8:00 am - 4:30 pm, Monday - Friday


Description
  1. Primary Objectives
    • To evaluate the safety, tolerability, and dose limiting toxicities (DLTs) of AVL-292 when administered orally (PO) QD or BID as monotherapy to subjects with relapsed or refractory B-Non Hodgkin Leukemia (B-NHL), chronic lymphocytic leukemia (CLL), or Waldenstrom's macroglobulinemia (WM)
    • To establish the recommended Phase 2 dose (RP2D) of AVL-292 when administered QD or BID to such subjects
  2. Secondary Objectives
    • To evaluate the pharmacokinetics PK of AVL-292 in subjects with relapsed and/or refractory B-NHL, CLL, or WM
    • To evaluate the pharmacodynamic PD of AVL-292 in these subjects by measurement of free Bruton's tyrosine kinase (Btk) in lysates prepared from peripheral blood mononuclear cells (PBMC)
    • To characterize preliminary anti-tumor efficacy of AVL-292 against relapsed and/or refractory B-NHL, CLL, and WM
  3. Exploratory Objectives
    • To assess the effects of AVL-292 on the Btk signaling and related pathways/cell surface markers in tumor tissue and peripheral blood B cells
    • To assess the effects of AVL-292 on serum levels of soluble markers, such as chemokine (C-C motif) ligands 3 and 4 (CCL3 and CCL4)
    • To assess directly in tumor tissue, eg, lymph nodes, the degree of occupancy of Btk by AVL-292
    • To evaluate the mutational status and gene expression profile of study subjects before and after treatment with CC-292 with particular attention to the Btk gene and other genes involved in B-cell receptor (BCR) and related cell signaling pathways

Inclusion Criteria
  1. Women and men ≥ 18 years of age willing and able to participate in all AVL-292-003 clinical study directed activities as defined in the protocol.
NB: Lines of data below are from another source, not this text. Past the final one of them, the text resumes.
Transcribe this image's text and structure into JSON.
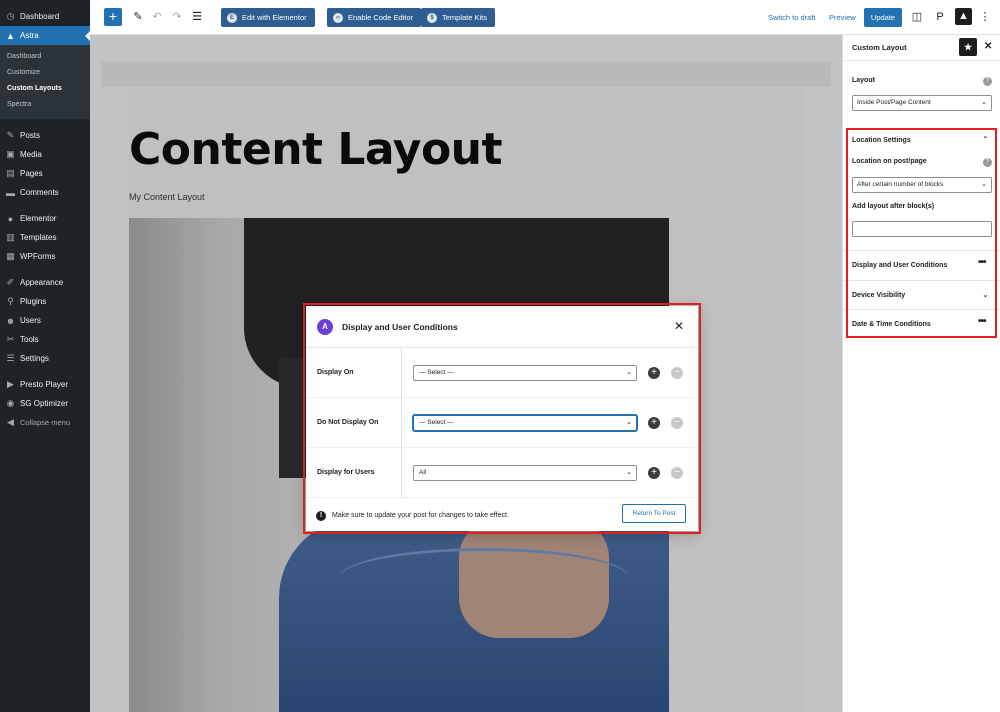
{
  "sidebar": {
    "top": [
      {
        "label": "Dashboard",
        "icon": "dashboard-icon"
      },
      {
        "label": "Astra",
        "icon": "astra-icon"
      }
    ],
    "astra_submenu": [
      "Dashboard",
      "Customize",
      "Custom Layouts",
      "Spectra"
    ],
    "group1": [
      {
        "label": "Posts",
        "icon": "pin-icon"
      },
      {
        "label": "Media",
        "icon": "media-icon"
      },
      {
        "label": "Pages",
        "icon": "pages-icon"
      },
      {
        "label": "Comments",
        "icon": "comments-icon"
      }
    ],
    "group2": [
      {
        "label": "Elementor",
        "icon": "elementor-icon"
      },
      {
        "label": "Templates",
        "icon": "templates-icon"
      },
      {
        "label": "WPForms",
        "icon": "wpforms-icon"
      }
    ],
    "group3": [
      {
        "label": "Appearance",
        "icon": "brush-icon"
      },
      {
        "label": "Plugins",
        "icon": "plug-icon"
      },
      {
        "label": "Users",
        "icon": "users-icon"
      },
      {
        "label": "Tools",
        "icon": "wrench-icon"
      },
      {
        "label": "Settings",
        "icon": "settings-icon"
      }
    ],
    "group4": [
      {
        "label": "Presto Player",
        "icon": "player-icon"
      },
      {
        "label": "SG Optimizer",
        "icon": "optimizer-icon"
      }
    ],
    "collapse_label": "Collapse menu"
  },
  "toolbar": {
    "edit_elementor": "Edit with Elementor",
    "enable_code_editor": "Enable Code Editor",
    "template_kits": "Template Kits",
    "switch_to_draft": "Switch to draft",
    "preview": "Preview",
    "update": "Update"
  },
  "editor": {
    "title": "Content Layout",
    "subtitle": "My Content Layout"
  },
  "panel": {
    "title": "Custom Layout",
    "layout_label": "Layout",
    "layout_value": "Inside Post/Page Content",
    "location_settings": "Location Settings",
    "location_on_post": "Location on post/page",
    "location_value": "After certain number of blocks",
    "add_after_label": "Add layout after block(s)",
    "add_after_value": "",
    "display_conditions": "Display and User Conditions",
    "device_visibility": "Device Visibility",
    "date_time": "Date & Time Conditions"
  },
  "modal": {
    "title": "Display and User Conditions",
    "rows": [
      {
        "label": "Display On",
        "value": "— Select —"
      },
      {
        "label": "Do Not Display On",
        "value": "— Select —"
      },
      {
        "label": "Display for Users",
        "value": "All"
      }
    ],
    "note": "Make sure to update your post for changes to take effect.",
    "return_button": "Return To Post"
  },
  "colors": {
    "wp_sidebar": "#1d2327",
    "wp_blue": "#2271b1",
    "highlight_red": "#e02020",
    "astra_purple": "#6b3fd6"
  }
}
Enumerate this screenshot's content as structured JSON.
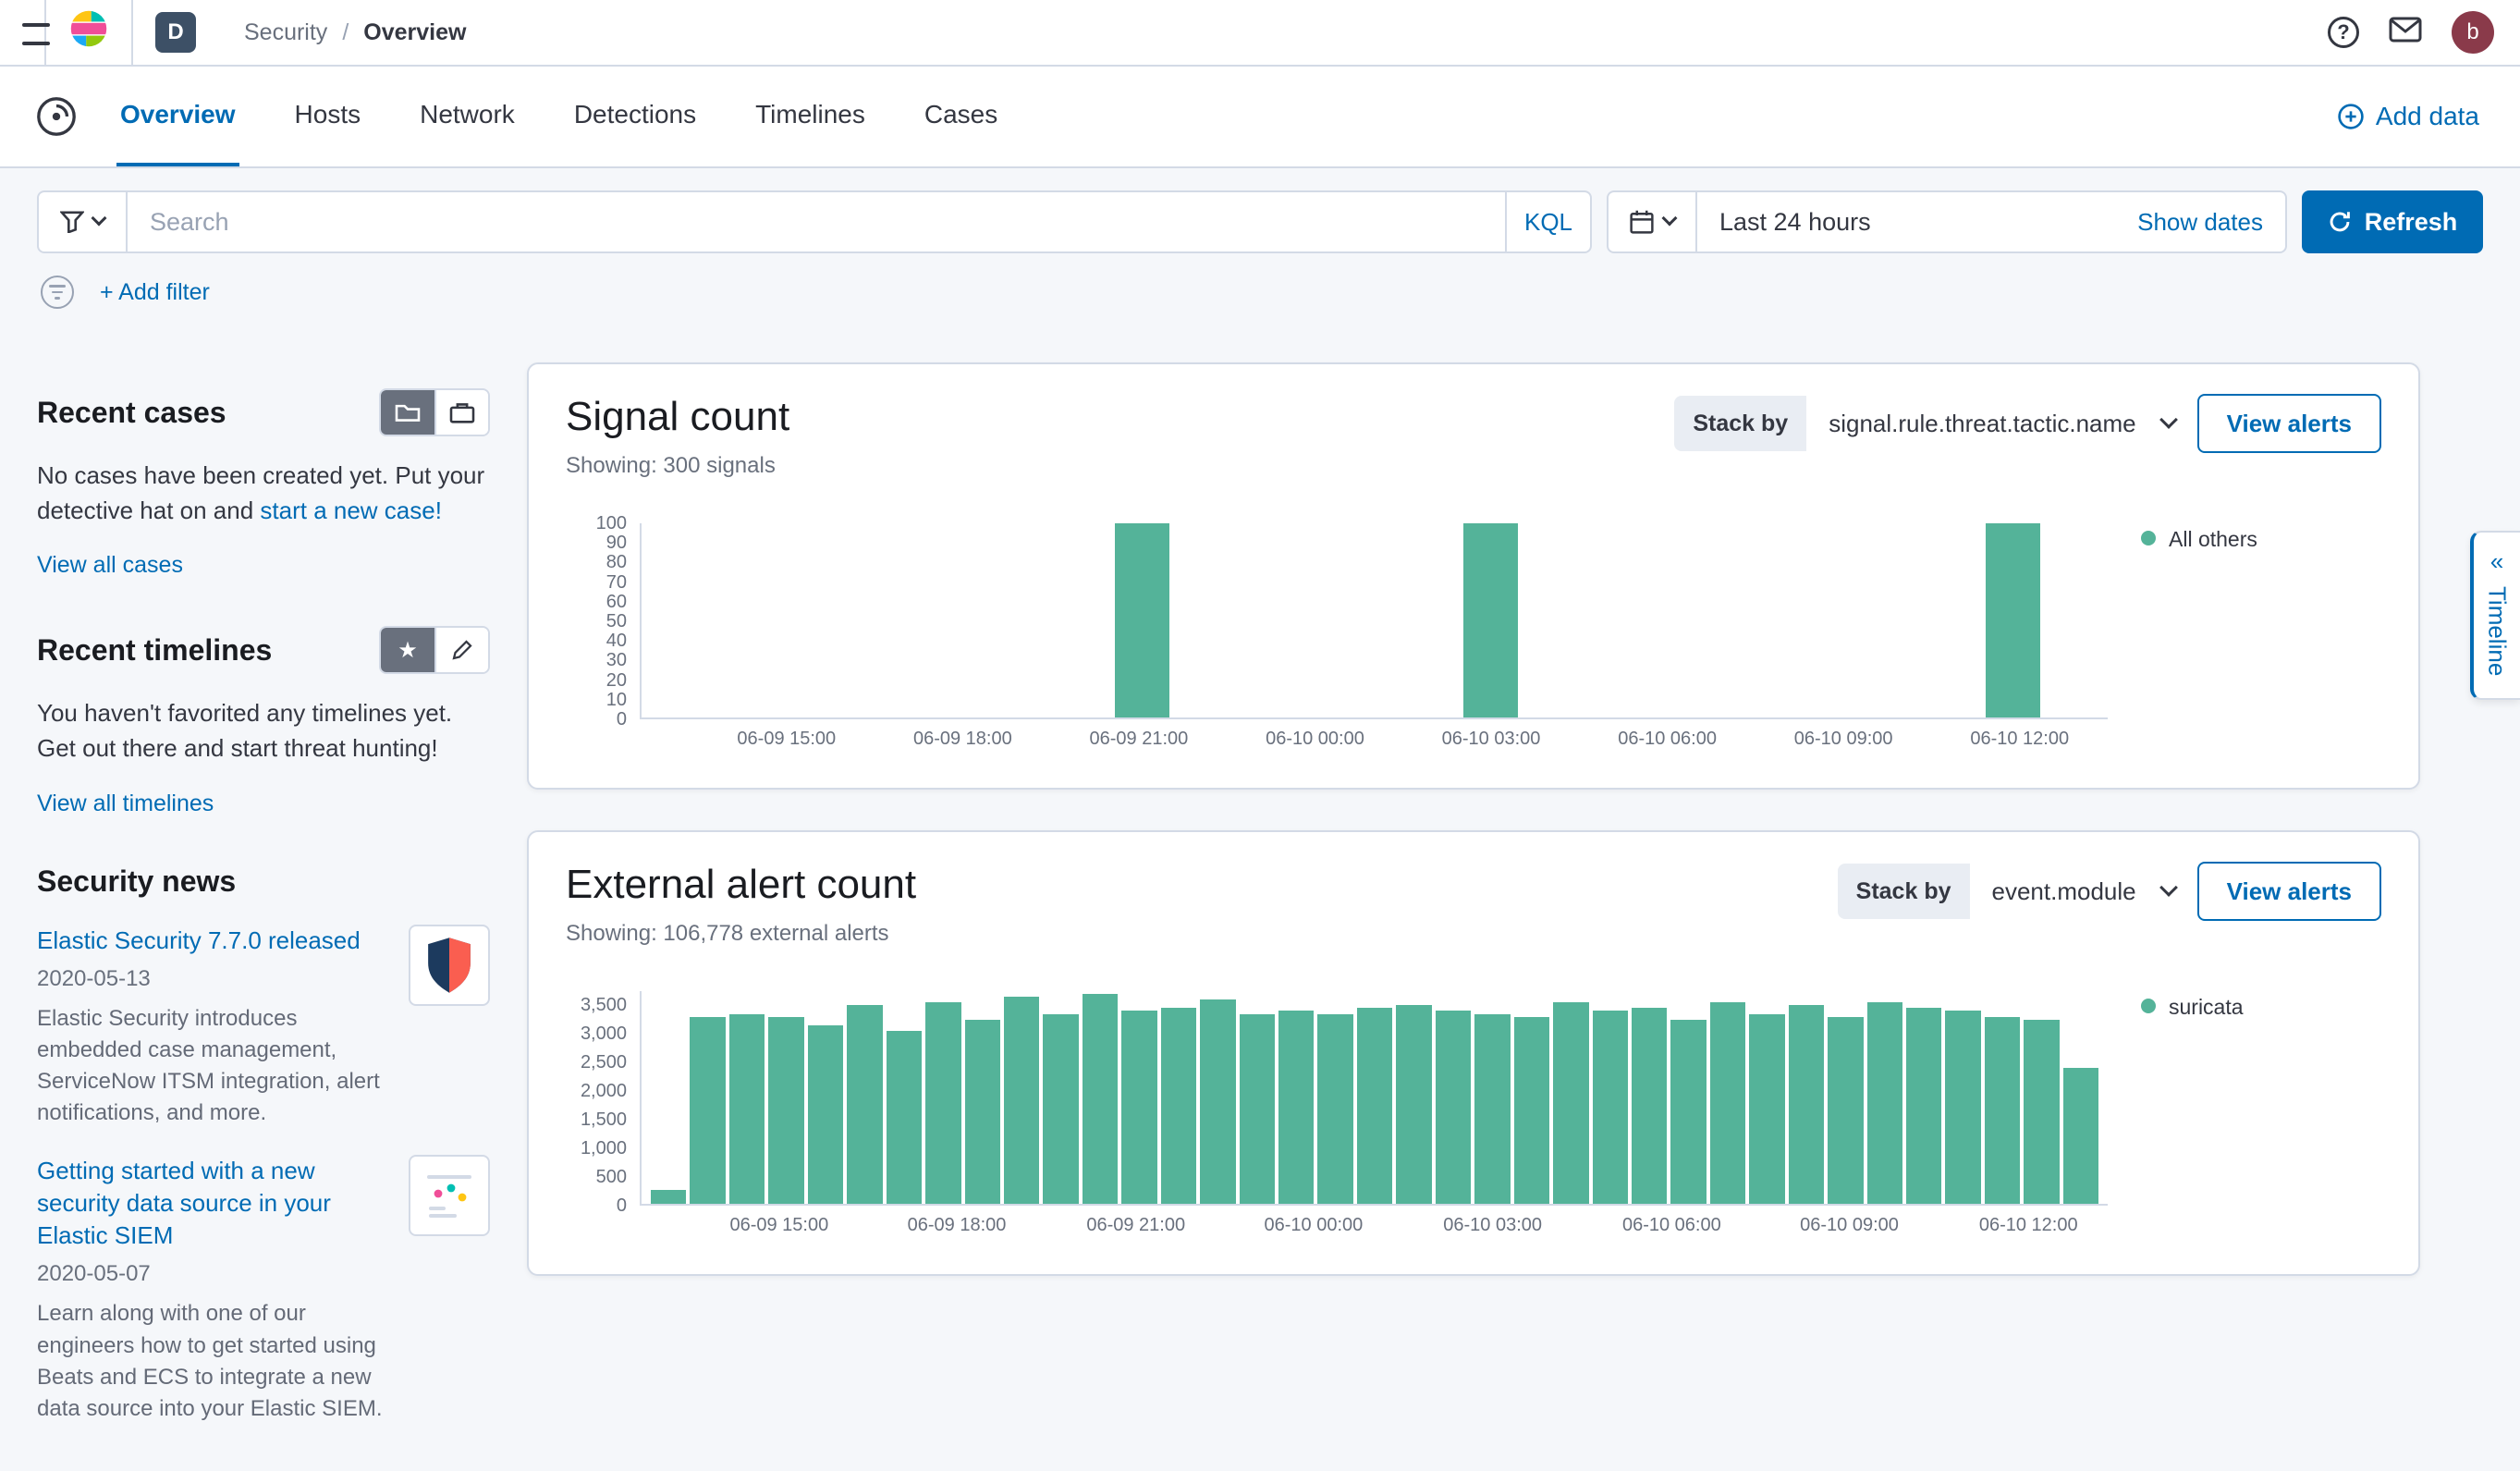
{
  "colors": {
    "accent": "#006BB4",
    "bar_teal": "#54B399",
    "avatar_bg": "#8a3a4a",
    "space_badge_bg": "#3d5066"
  },
  "icons": {
    "chevron_double_left": "«",
    "star": "★",
    "help": "?"
  },
  "header": {
    "breadcrumb_items": [
      "Security",
      "Overview"
    ],
    "breadcrumb_separator": "/",
    "space_initial": "D",
    "user_initial": "b"
  },
  "nav": {
    "tabs": [
      {
        "label": "Overview"
      },
      {
        "label": "Hosts"
      },
      {
        "label": "Network"
      },
      {
        "label": "Detections"
      },
      {
        "label": "Timelines"
      },
      {
        "label": "Cases"
      }
    ],
    "active_tab": "Overview",
    "add_data": "Add data"
  },
  "query_bar": {
    "search_placeholder": "Search",
    "kql": "KQL",
    "time_range": "Last 24 hours",
    "show_dates": "Show dates",
    "refresh": "Refresh",
    "add_filter": "+ Add filter"
  },
  "sidebar": {
    "recent_cases": {
      "title": "Recent cases",
      "empty_prefix": "No cases have been created yet. Put your detective hat on and ",
      "empty_link": "start a new case!",
      "view_all": "View all cases"
    },
    "recent_timelines": {
      "title": "Recent timelines",
      "empty": "You haven't favorited any timelines yet. Get out there and start threat hunting!",
      "view_all": "View all timelines"
    },
    "news": {
      "title": "Security news",
      "items": [
        {
          "title": "Elastic Security 7.7.0 released",
          "date": "2020-05-13",
          "summary": "Elastic Security introduces embedded case management, ServiceNow ITSM integration, alert notifications, and more."
        },
        {
          "title": "Getting started with a new security data source in your Elastic SIEM",
          "date": "2020-05-07",
          "summary": "Learn along with one of our engineers how to get started using Beats and ECS to integrate a new data source into your Elastic SIEM."
        }
      ]
    }
  },
  "timeline": {
    "label": "Timeline"
  },
  "chart_data": [
    {
      "type": "bar",
      "title": "Signal count",
      "subtitle": "Showing: 300 signals",
      "stack_by_label": "Stack by",
      "stack_by_value": "signal.rule.threat.tactic.name",
      "view_alerts": "View alerts",
      "legend": [
        "All others"
      ],
      "legend_position": "right",
      "bar_color": "#54B399",
      "grid": false,
      "ymax": 100,
      "ylim": [
        0,
        100
      ],
      "ytick_values": [
        0,
        10,
        20,
        30,
        40,
        50,
        60,
        70,
        80,
        90,
        100
      ],
      "ytick_labels": [
        "0",
        "10",
        "20",
        "30",
        "40",
        "50",
        "60",
        "70",
        "80",
        "90",
        "100"
      ],
      "x_tick_labels": [
        "06-09 15:00",
        "06-09 18:00",
        "06-09 21:00",
        "06-10 00:00",
        "06-10 03:00",
        "06-10 06:00",
        "06-10 09:00",
        "06-10 12:00"
      ],
      "x_tick_fractions": [
        0.1,
        0.22,
        0.34,
        0.46,
        0.58,
        0.7,
        0.82,
        0.94
      ],
      "values": [
        0,
        0,
        0,
        0,
        0,
        0,
        0,
        0,
        100,
        0,
        0,
        0,
        0,
        0,
        100,
        0,
        0,
        0,
        0,
        0,
        0,
        0,
        0,
        100,
        0
      ]
    },
    {
      "type": "bar",
      "title": "External alert count",
      "subtitle": "Showing: 106,778 external alerts",
      "stack_by_label": "Stack by",
      "stack_by_value": "event.module",
      "view_alerts": "View alerts",
      "legend": [
        "suricata"
      ],
      "legend_position": "right",
      "bar_color": "#54B399",
      "grid": false,
      "ymax": 3750,
      "ylim": [
        0,
        3500
      ],
      "ytick_values": [
        0,
        500,
        1000,
        1500,
        2000,
        2500,
        3000,
        3500
      ],
      "ytick_labels": [
        "0",
        "500",
        "1,000",
        "1,500",
        "2,000",
        "2,500",
        "3,000",
        "3,500"
      ],
      "x_tick_labels": [
        "06-09 15:00",
        "06-09 18:00",
        "06-09 21:00",
        "06-10 00:00",
        "06-10 03:00",
        "06-10 06:00",
        "06-10 09:00",
        "06-10 12:00"
      ],
      "x_tick_fractions": [
        0.095,
        0.216,
        0.338,
        0.459,
        0.581,
        0.703,
        0.824,
        0.946
      ],
      "values": [
        250,
        3300,
        3350,
        3300,
        3150,
        3500,
        3050,
        3550,
        3250,
        3650,
        3350,
        3700,
        3400,
        3450,
        3600,
        3350,
        3400,
        3350,
        3450,
        3500,
        3400,
        3350,
        3300,
        3550,
        3400,
        3450,
        3250,
        3550,
        3350,
        3500,
        3300,
        3550,
        3450,
        3400,
        3300,
        3250,
        2400
      ]
    }
  ]
}
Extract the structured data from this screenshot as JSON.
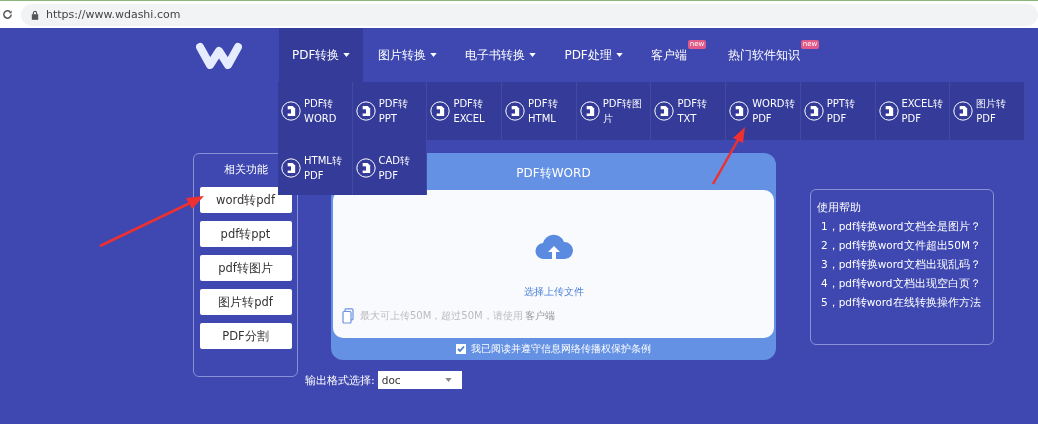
{
  "browser": {
    "url": "https://www.wdashi.com"
  },
  "nav": [
    {
      "label": "PDF转换",
      "selected": true,
      "dropdown": true
    },
    {
      "label": "图片转换",
      "selected": false,
      "dropdown": true
    },
    {
      "label": "电子书转换",
      "selected": false,
      "dropdown": true
    },
    {
      "label": "PDF处理",
      "selected": false,
      "dropdown": true
    },
    {
      "label": "客户端",
      "selected": false,
      "dropdown": false,
      "badge": "new"
    },
    {
      "label": "热门软件知识",
      "selected": false,
      "dropdown": false,
      "badge": "new"
    }
  ],
  "menu": [
    {
      "lines": [
        "PDF转",
        "WORD"
      ]
    },
    {
      "lines": [
        "PDF转",
        "PPT"
      ]
    },
    {
      "lines": [
        "PDF转",
        "EXCEL"
      ]
    },
    {
      "lines": [
        "PDF转",
        "HTML"
      ]
    },
    {
      "lines": [
        "PDF转图",
        "片"
      ]
    },
    {
      "lines": [
        "PDF转",
        "TXT"
      ]
    },
    {
      "lines": [
        "WORD转",
        "PDF"
      ]
    },
    {
      "lines": [
        "PPT转",
        "PDF"
      ]
    },
    {
      "lines": [
        "EXCEL转",
        "PDF"
      ]
    },
    {
      "lines": [
        "图片转",
        "PDF"
      ]
    },
    {
      "lines": [
        "HTML转",
        "PDF"
      ]
    },
    {
      "lines": [
        "CAD转",
        "PDF"
      ]
    }
  ],
  "related": {
    "title": "相关功能",
    "items": [
      "word转pdf",
      "pdf转ppt",
      "pdf转图片",
      "图片转pdf",
      "PDF分割"
    ]
  },
  "converter": {
    "title": "PDF转WORD",
    "upload_label": "选择上传文件",
    "limit_note": "最大可上传50M，超过50M，请使用",
    "client_link": "客户端",
    "agreement": {
      "label": "我已阅读并遵守信息网络传播权保护条例",
      "checked": true
    }
  },
  "format": {
    "label": "输出格式选择:",
    "value": "doc"
  },
  "help": {
    "title": "使用帮助",
    "items": [
      "1，pdf转换word文档全是图片？",
      "2，pdf转换word文件超出50M？",
      "3，pdf转换word文档出现乱码？",
      "4，pdf转word文档出现空白页？",
      "5，pdf转word在线转换操作方法"
    ]
  }
}
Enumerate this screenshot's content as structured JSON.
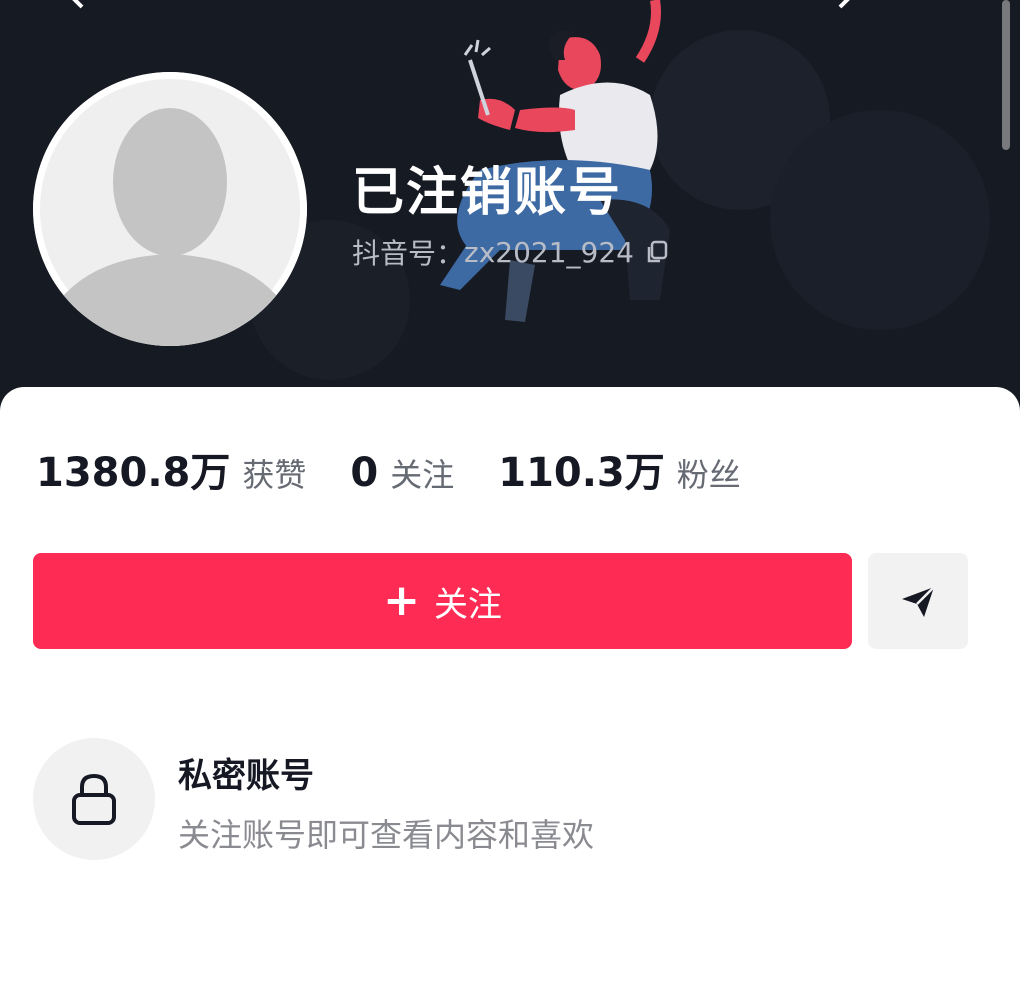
{
  "profile": {
    "name": "已注销账号",
    "uid_label": "抖音号：",
    "uid_value": "zx2021_924"
  },
  "stats": {
    "likes_value": "1380.8万",
    "likes_label": "获赞",
    "following_value": "0",
    "following_label": "关注",
    "followers_value": "110.3万",
    "followers_label": "粉丝"
  },
  "actions": {
    "follow_icon": "+",
    "follow_label": "关注",
    "share_icon": "send-icon"
  },
  "private_notice": {
    "title": "私密账号",
    "description": "关注账号即可查看内容和喜欢",
    "icon": "lock-icon"
  },
  "colors": {
    "header_bg": "#161a22",
    "accent": "#fe2c55",
    "text_primary": "#161823",
    "text_secondary": "#8a8b91"
  }
}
  2. Willing and able to sign written informed consent.
  3. Body weight ≥ 50 kg.
  4. Confirmed diagnosis of B-NHL (according to the World Health Organization [WHO] classification) including CLL/SLL (International Workshop), or WM (Second International Workshop) by investigator assessment.
    • The original diagnostic biopsy and/or other diagnostic datasets (eg, cell marker data) will ordinarily suffice. However, current re-biopsy is mandatory in those situations where new clinical features such as marked acceleration of tumor growth or new appearance of severe B symptoms suggest a possibility of histological transformation.
    • Subjects with low grade B-NHL, CLL, or WM which has transformed into high grade lymphoma of the diffuse large cell type (Richter's transformation) are eligible to enroll provided they meet all of the other inclusion/exclusion criteria including Easterm Cooperative Oncology Group Performance Scale (ECOG PS) ≤ 2 and expected 3 month life expectancy. These subjects should enroll as DLBCL.
    • For subjects with DLBCL, submission of a Formalin-Fixed Paraffin Embedded (FFPE) tumor block or 20 unstained slides from a fresh biopsy or an archival specimen of their lymphoma is required. These samples are required for all DLBCL subjects. During screening site must confirm the existence of pathology material. Within 86 weeks the pathology sample must be provided to LabCorp Clinical Trials (as described in the study-specific lab manual). These samples must be submitted even if the subject is already discontinued from the study.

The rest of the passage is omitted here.